09 de janeiro de 2019
Fonte: Tribuna da Bahia

 

Foto: Reginaldo Ipê / Tribuna da Bahia

 

O ano de 2019 não começou com boas notícias para as donas de casa da capital baiana.

 

O ano de 2019 não começou com boas notícias para as donas de casa da capital baiana. Nesta terça-feira, o Departamento Intersindical de Estatística e Estudos Socioeconômicos (Dieese) divulgou a última pesquisa relativa aos 12 itens que compõem a cesta básica em todo o país.

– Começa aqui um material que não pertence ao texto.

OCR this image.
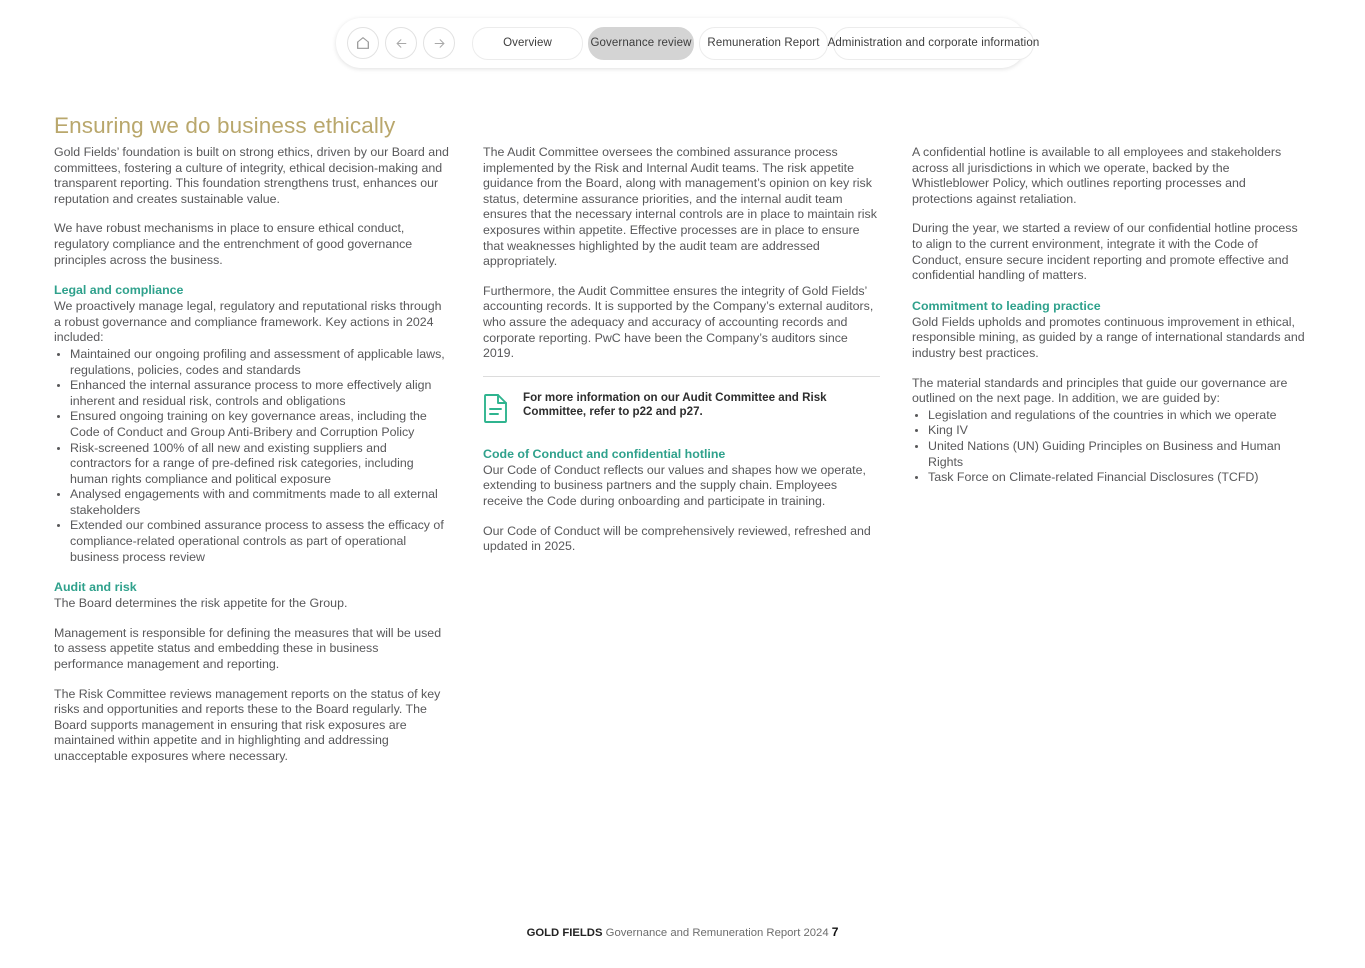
Overview	Governance review Remuneration Report Administration and corporate information
Ensuring we do business ethically

Gold Fields’ foundation is built on strong ethics, driven by our Board and committees, fostering a culture of integrity, ethical decision-making and transparent reporting. This foundation strengthens trust, enhances our reputation and creates sustainable value.

We have robust mechanisms in place to ensure ethical conduct, regulatory compliance and the entrenchment of good governance principles across the business.

Legal and compliance

We proactively manage legal, regulatory and reputational risks through a robust governance and compliance framework. Key actions in 2024 included:

Maintained our ongoing profiling and assessment of applicable laws, regulations, policies, codes and standards
Enhanced the internal assurance process to more effectively align inherent and residual risk, controls and obligations
Ensured ongoing training on key governance areas, including the Code of Conduct and Group Anti-Bribery and Corruption Policy
Risk-screened 100% of all new and existing suppliers and contractors for a range of pre-defined risk categories, including human rights compliance and political exposure
Analysed engagements with and commitments made to all external stakeholders
Extended our combined assurance process to assess the efficacy of compliance-related operational controls as part of operational business process review
Audit and risk

The Board determines the risk appetite for the Group.

Management is responsible for defining the measures that will be used to assess appetite status and embedding these in business performance management and reporting.

The Risk Committee reviews management reports on the status of key risks and opportunities and reports these to the Board regularly. The Board supports management in ensuring that risk exposures are maintained within appetite and in highlighting and addressing unacceptable exposures where necessary.

The Audit Committee oversees the combined assurance process implemented by the Risk and Internal Audit teams. The risk appetite guidance from the Board, along with management’s opinion on key risk status, determine assurance priorities, and the internal audit team ensures that the necessary internal controls are in place to maintain risk exposures within appetite. Effective processes are in place to ensure that weaknesses highlighted by the audit team are addressed appropriately.

Furthermore, the Audit Committee ensures the integrity of Gold Fields’ accounting records. It is supported by the Company’s external auditors, who assure the adequacy and accuracy of accounting records and corporate reporting. PwC have been the Company’s auditors since 2019.

For more information on our Audit Committee and Risk Committee, refer to p22 and p27.
Code of Conduct and confidential hotline

Our Code of Conduct reflects our values and shapes how we operate, extending to business partners and the supply chain. Employees receive the Code during onboarding and participate in training.

Our Code of Conduct will be comprehensively reviewed, refreshed and updated in 2025.

A confidential hotline is available to all employees and stakeholders across all jurisdictions in which we operate, backed by the Whistleblower Policy, which outlines reporting processes and protections against retaliation.

During the year, we started a review of our confidential hotline process to align to the current environment, integrate it with the Code of Conduct, ensure secure incident reporting and promote effective and confidential handling of matters.

Commitment to leading practice

Gold Fields upholds and promotes continuous improvement in ethical, responsible mining, as guided by a range of international standards and industry best practices.

The material standards and principles that guide our governance are outlined on the next page. In addition, we are guided by:

Legislation and regulations of the countries in which we operate
King IV
United Nations (UN) Guiding Principles on Business and Human Rights
Task Force on Climate-related Financial Disclosures (TCFD)
GOLD FIELDS Governance and Remuneration Report 2024 7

E Salvador, no mês passado, foi a segunda capital que teve o maior reajuste entre as 18 pesquisadas, atrás apenas de Goiânia, (+5,65%): 4,13% em relação ao anterior, passando a custar R$ 343,82.

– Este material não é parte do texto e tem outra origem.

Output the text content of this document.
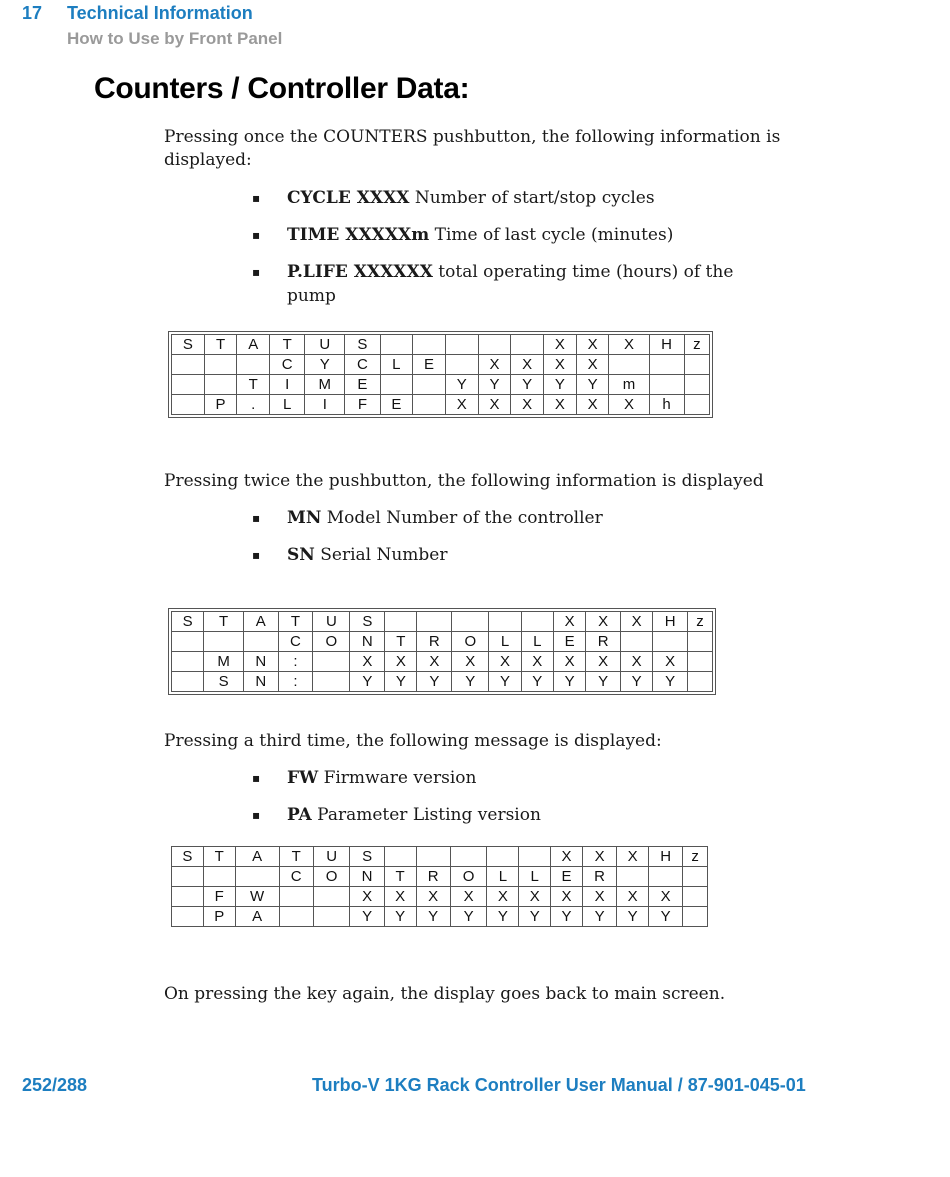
17 Technical Information
How to Use by Front Panel
Counters / Controller Data:
Pressing once the COUNTERS pushbutton, the following information is displayed:
▪ CYCLE XXXX Number of start/stop cycles
▪ TIME XXXXXm Time of last cycle (minutes)
▪ P.LIFE XXXXXX total operating time (hours) of the pump
S	T	A	T	U	S						X	X	X	H	z
			C	Y	C	L	E		X	X	X	X			
		T	I	M	E			Y	Y	Y	Y	Y	m		
	P	.	L	I	F	E		X	X	X	X	X	X	h	
Pressing twice the pushbutton, the following information is displayed
▪ MN Model Number of the controller
▪ SN Serial Number
S	T	A	T	U	S						X	X	X	H	z
			C	O	N	T	R	O	L	L	E	R			
	M	N	:		X	X	X	X	X	X	X	X	X	X	
	S	N	:		Y	Y	Y	Y	Y	Y	Y	Y	Y	Y	
Pressing a third time, the following message is displayed:
▪ FW Firmware version
▪ PA Parameter Listing version
S	T	A	T	U	S						X	X	X	H	z
			C	O	N	T	R	O	L	L	E	R			
	F	W			X	X	X	X	X	X	X	X	X	X	
	P	A			Y	Y	Y	Y	Y	Y	Y	Y	Y	Y	
On pressing the key again, the display goes back to main screen.
252/288	Turbo-V 1KG Rack Controller User Manual / 87-901-045-01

Em novembro, o valor era de R$ 330,17. Conforme o Dieese, com esta alta, Salvador perdeu o posto de capital com menor valor de cesta básica onde o órgão realiza a pesquisa. Ele era ocupado desde agosto de 2017. No mês passado, a capital foi a terceira mais barata, atrás de Recife (R$ 340,57 e aumento de 2,12%) e Natal (R$ 341,40 e elevação de 2,77%). Já na contramão, as três cestas básicas mais caras foram registradas em São Paulo (R$ 471,44), Rio de Janeiro (R$ 466,75) e Porto Alegre (R$ 464,72).

Em dezembro, as altas foram registradas no preço médio de sete dos 12 produtos pesquisados, com destaque para o tomate (14,58%) e a banana (11,69%). As demais altas dos preços médios foram da carne bovina (4,74%), do feijão (3,90%), da manteiga (3,16%), do açúcar (2,50%) e do óleo de soja (2,26%). Por outro lado, a farinha de mandioca (-4,44%), o leite integral (-3,33%), o pão (-0,88%), o arroz (-0,36%) e o café (-0,18%) tiveram recuo de preço médio no mês.

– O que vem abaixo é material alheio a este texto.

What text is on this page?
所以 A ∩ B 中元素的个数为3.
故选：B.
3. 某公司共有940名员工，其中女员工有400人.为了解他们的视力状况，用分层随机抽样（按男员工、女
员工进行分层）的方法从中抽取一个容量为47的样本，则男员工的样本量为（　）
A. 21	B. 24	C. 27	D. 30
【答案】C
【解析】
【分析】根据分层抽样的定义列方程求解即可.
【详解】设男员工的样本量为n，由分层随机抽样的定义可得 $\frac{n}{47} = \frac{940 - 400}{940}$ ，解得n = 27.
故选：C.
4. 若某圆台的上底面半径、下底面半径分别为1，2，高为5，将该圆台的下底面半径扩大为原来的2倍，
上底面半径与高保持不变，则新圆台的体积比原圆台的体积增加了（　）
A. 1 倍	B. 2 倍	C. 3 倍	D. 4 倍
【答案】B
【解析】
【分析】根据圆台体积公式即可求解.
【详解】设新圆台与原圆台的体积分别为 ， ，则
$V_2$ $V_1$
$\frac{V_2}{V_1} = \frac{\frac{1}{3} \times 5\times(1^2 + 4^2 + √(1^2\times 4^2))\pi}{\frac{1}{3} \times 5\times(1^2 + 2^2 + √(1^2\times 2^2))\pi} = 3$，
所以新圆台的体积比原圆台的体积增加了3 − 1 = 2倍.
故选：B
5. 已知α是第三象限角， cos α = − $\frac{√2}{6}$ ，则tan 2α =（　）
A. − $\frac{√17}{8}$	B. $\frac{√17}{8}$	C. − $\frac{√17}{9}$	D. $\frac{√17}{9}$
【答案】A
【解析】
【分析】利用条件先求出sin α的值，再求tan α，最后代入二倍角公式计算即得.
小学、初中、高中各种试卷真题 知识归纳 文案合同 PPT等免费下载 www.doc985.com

Mas, se for levado em conta todo o ano de 2018, o índice é ainda maior, quando a cesta ficou 8,58% mais cara em Salvador – no ano de 2017, a cesta havia apresentado redução de 10,84% na capital baiana. Isso se deveu a seis produtos que acumularam alta de preço no ano. As maiores variações foram registradas nos preços médios do tomate (64,18%) e do leite (19,71%). 

Já outros produtos que acumularam alta no ano foram manteiga (8,27%), carne bovina (7,31%), arroz (1,00%) e óleo de soja (0,28%). No sentido inverso, as quedas dos preços médios foram registradas na farinha de mandioca (-21,56%), no feijão (-7,64%), no açúcar (-6,82%), no café (-6,30%), na banana (-1,45%) e no pão (-0,66%).

De acordo com o Dieese, o trabalhador soteropolitano remunerado pelo salário mínimo (o valor em dezembro era de R$ 954) comprometeu 79 horas e 17 minutos de sua jornada mensal para adquirir os gêneros essenciais em dezembro. Em novembro, a jornada foi de 76 horas e 08 minutos. Em dezembro de 2017, o tempo comprometido também era menor, de 74 horas e 21 minutos. 

Já quando se compara o custo da cesta de Salvador e o salário mínimo líquido, ou seja, após o desconto referente à Previdência Social, a relação era de 39,17% em dezembro de 2018, 37,62% em novembro do ano passado e 36,73% em dezembro de 2017.